Afrique - À propos du départ de plusieurs personnalités africaines - La Mauritanie signe la paix mais sauvegardera-t-elle son unité ?
L’année 1978 et le premier semestre de 1979 ont vu disparaître plusieurs personnalités de la scène politique africaine. Si le décès du président Boumédiène a diminué l’intensité du rayonnement de l’Algérie sur le continent sans pour autant que soit modifiée fondamentalement la politique étrangère de ce pays, les changements survenus dans les gouvernements d’autres États ont des conséquences plus visibles. En Mauritanie, la chute de M. Moktar Ould Dadda et celle de son successeur ont provoqué l’évolution du problème sahraoui (voir ci-dessous l’article de Bernard Guillerez). Au Tchad, l’éviction du président Malloum a permis de faire participer plusieurs fractions des rebelles au gouvernement : cette mutation est souvent considérée comme une avancée, peut-être provisoire, des « musulmans progressistes » vers le sud, bien que le colonel Kadhafi se montre peu satisfait des résultats obtenus par la Conférence de Kano. En revanche, la fuite du maréchal Idi Amin Dada marqua une régression de l’influence islamique en Ouganda : le premier succès remporté en Afrique par une opposition agissant de l’extérieur avec l’appui des forces armées d’un État voisin, constitue un précédent fâcheux. La mort du président Kenyatta a permis d’installer à Nairobi un chef d’État plus ouvert aux relations interafricaines et donnera sans doute au Kenya la possibilité de tenir le rôle qui lui revient sur la scène du continent.
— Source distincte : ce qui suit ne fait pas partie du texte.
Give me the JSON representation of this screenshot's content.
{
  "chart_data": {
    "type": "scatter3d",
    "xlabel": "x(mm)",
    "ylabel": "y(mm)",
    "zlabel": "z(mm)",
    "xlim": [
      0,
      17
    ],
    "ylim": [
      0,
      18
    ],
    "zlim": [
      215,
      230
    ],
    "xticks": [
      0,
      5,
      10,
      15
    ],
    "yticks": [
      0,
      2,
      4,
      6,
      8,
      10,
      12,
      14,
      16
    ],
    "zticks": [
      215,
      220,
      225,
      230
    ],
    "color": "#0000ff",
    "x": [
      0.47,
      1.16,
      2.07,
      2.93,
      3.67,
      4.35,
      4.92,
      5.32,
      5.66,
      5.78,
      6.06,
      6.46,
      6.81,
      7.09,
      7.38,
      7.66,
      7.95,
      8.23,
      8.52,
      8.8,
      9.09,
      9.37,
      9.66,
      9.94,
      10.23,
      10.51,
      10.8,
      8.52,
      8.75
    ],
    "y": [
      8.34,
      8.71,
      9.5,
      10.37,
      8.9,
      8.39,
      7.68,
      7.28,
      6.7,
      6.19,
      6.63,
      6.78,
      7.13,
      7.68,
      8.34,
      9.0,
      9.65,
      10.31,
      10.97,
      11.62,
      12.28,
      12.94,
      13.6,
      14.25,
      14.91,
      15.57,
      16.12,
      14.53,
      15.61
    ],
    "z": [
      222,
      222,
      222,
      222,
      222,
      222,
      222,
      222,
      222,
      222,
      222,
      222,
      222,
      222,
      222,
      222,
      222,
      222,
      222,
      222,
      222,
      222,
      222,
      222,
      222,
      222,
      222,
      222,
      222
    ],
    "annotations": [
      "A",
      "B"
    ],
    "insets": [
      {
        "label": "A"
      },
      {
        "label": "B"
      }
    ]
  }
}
Par ailleurs, des régimes militaires disparaissent au Ghana et au Nigeria, deux États aux structures complexes, et l’on ne peut préjuger de la solidité des pouvoirs mis en place ni de la position que des gouvernements civils adopteront sur l’échiquier continental. En Guinée Équatoriale, après un affrontement sanglant, M. Francisco Macias Ngueman, un des trois présidents africains qui furent les moins acceptés par leurs pairs, a été renversé et arrêté début août 1979.
La Guinée Équatoriale n’aura jamais la possibilité d’exercer une influence quelconque sur l’orientation générale de l’Afrique, mais elle occupe une position importante, au fond du golfe de Guinée, entre l’Afrique occidentale et l’Afrique centrale. Composée d’une partie insulaire et d’une partie continentale sans liens ethniques entre elles, elle a été dotée, par l’administration espagnole, d’une constitution unitariste qui est responsable pour une large part de ses malheurs. La population la moins évoluée étant majoritaire, elle s’est imposée, d’abord sur le plan électoral puis par la force, aux insulaires plus riches, mieux instruits, sur lesquels les Espagnols avaient fondé leur colonisation. La classe dirigeante fut pratiquement éliminée, sinon exterminée, comme furent renvoyés dans leur pays les 40 000 travailleurs nigérians des plantations. Macias s’était entouré de coopérants nord-coréens et cubains sans toutefois leur laisser la moindre liberté d’initiative et de gestion. Il n’avait pas choisi le soutien du monde socialiste pour des raisons idéologiques mais dans le but de priver de leurs appuis extérieurs ses principaux rivaux qui, au sein de son ethnie d’origine, avaient reçu depuis longtemps l’aide soviétique ou chinoise et entretenaient des rapports avec les rebelles du Cameroun. En Guinée espagnole, la dictature ne visait ni à imposer un système économique, ni à susciter la naissance d’un sentiment national mais à perpétuer le pouvoir d’un homme et d’une famille.
Le lieutenant-colonel Tedoro Obiang Nguema, président du nouveau conseil militaire, était trop proche du régime déchu pour être accepté d’emblée par les mouvements d’exilés équato-guinéens. Avant même de chercher à rallier à sa cause les différentes factions de l’opinion, il lui faudra, sans doute avec l’aide de l’Espagne, tirer la Guinée du chaos dans lequel elle est plongée depuis de longs mois et renouer des relations confiantes avec les États voisins. Ce renouveau d’intérêt pour un pays qui fut convoité ne s’étendra pas au-delà du Gabon, du Cameroun et du Nigeria dont les diplomaties respectives s’efforceront peut-être d’attirer le nouveau gouvernement dans leur orbite particulière.